Die Borg-Königin willigt dann auch netterweise ein, Picard bei der Wiederherstellung der Zeitlinie zu helfen. Damit dies klappt, muss man sie jedoch erst einmal vor der Hinrichtung retten. Die ganze Befreiung wirkt dann etwas schwieriger, als sie eigentlich sein sollte. Klar, es wird nicht geklärt, wie umfassend die Macht von Seven als Präsidentin ist, trotzdem kann man vielleicht einem faschistischen Staat wie der Konföderation davon ausgehen, dass sich eine Präsidentin nicht so von ihrem Ehemann hin und her schubsen lassen sollte. Gerade als oberstes Staatsoberhaupt sollte Seven doch deutlich mehr Macht haben und Dinge einfach befehlen können.

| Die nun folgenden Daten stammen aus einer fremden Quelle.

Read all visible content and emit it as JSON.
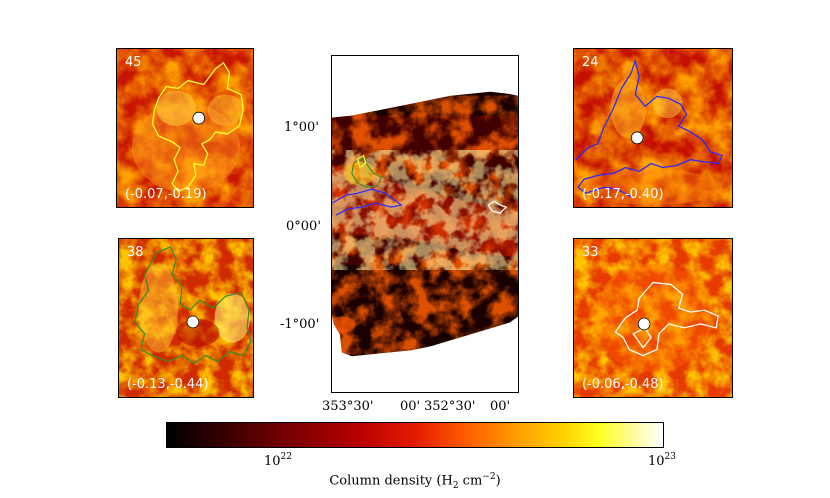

Auch bietet die Sequenz wieder einmal unnötige brutale Gewaltdarstellung, wie man sie auch häufiger schon in Star Trek: Discovery gesehen hat. Irgendwie wirkt es in Star Trek unpassend, wenn Leuten die Kehlen durchgeschnitten werden und darauf anschließend nur mit einem flippigen Spruch und Humor reagiert wird. So etwas haben Trek-Serien eigentlich nicht nötig. Deutlich besser funktioniert der Humor dagegen beim Gespräch zwischen Agnes und Rios. Generell lässt sich festhalten, dass die Wandlung von Agnes in Staffel 2 eine sehr gute Entscheidung der Autoren war und die Figur nun deutlich unterhaltsamer ist.

Fazit

In "Buße" setzen die Autoren das hohe Erzähltempo aus dem Staffelauftakt fort. Es geht Schlag auf Schlag und die Macher verschwenden keine Zeit. So bleibt die Episode durch die Bank weg unterhaltsam. Etwas getrübt wird das Gesamtbild durch den Umstand, dass man wieder einmal auf die Thematik einer faschistischen Realität zurückgreift. Hier wäre ein frischer Ansatz durchaus eine willkommene Abwechslung.